There are lemon curd recipes that require double boilers, eggs to be separated, and fancy lemons. In my ongoing "quest for the best," I did once turn a rare discovery of Meyer lemons in Saskatoon into Alice Waters' Meyer Lemon Curd. Alice Waters is a hero of mine, and if she recommends a lemon curd recipe, I'm going to assume it's going to be the best lemon curd I've ever tasted. While this has been the case with other recipes I've made from her Chez Panisse collection, it wasn't so with the lemon curd.

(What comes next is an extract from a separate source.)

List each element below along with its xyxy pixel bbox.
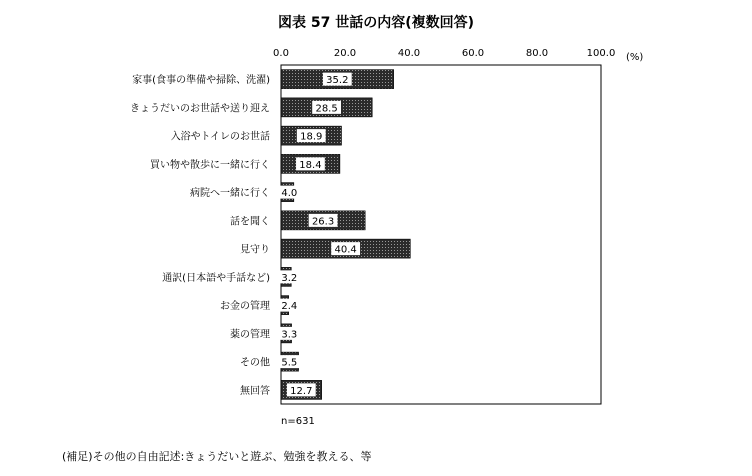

The Meyer lemon curd was very very good, but it wasn't good enough to justify the extra effort of separating eggs, finding uses for the egg whites, and so on. And basically, the recipe calls for milk as well, which seems to only be required to thin the mixture because the egg yolks thicken it too much. The dead-easy, no egg separating version from The Canadian Living Cookbook was just as smooth (in fact, smoother, because it seems to be more forgiving if you let it get too close to boiling, which I often do) and just as delicious, had a pleasing luminous yellow colour, and was perhaps more satisfying because it took less effort.

Sometimes it is worth the effort to undertake a fussy recipe. I often do so and will again. But there are so many culinary challenges out there that are truly difficult; so why make things any harder than they need to be? This, I confess, is one of the reasons I often run out of patience with Martha Stewart recipes. I usually cut out half of the steps and the results are still just as good as if I'd spent the extra hour and followed the directions exactly.

So here is my favourite Lemon Curd recipe. Rest assured I have done the research for you. No need to look elsewhere, or get any more fussy than this:

(from The Canadian Living Cookbook)
3 eggs, beaten
1 c. granulated sugar
1/2 c. lemon juice
1 T. grated lemon rind
1/4 c. butter

In a small, very heavy saucepan, combine all ingredients. Cook at just below a boil, stirring almost constantly, until thick enough to thickly coat a spoon (I find the thickening process to happen almost instantly), about 15 minutes. The mixture will thicken as it cools. Store in covered jar in refrigerator.

Spread this on toast or scones, mix half and half with whipped cream to fill tart shells, scoop out of the jar with your finger, or use in any recipe that calls for lemon curd. Mine is an ingredient in my husband's birthday cake. More on that tomorrow.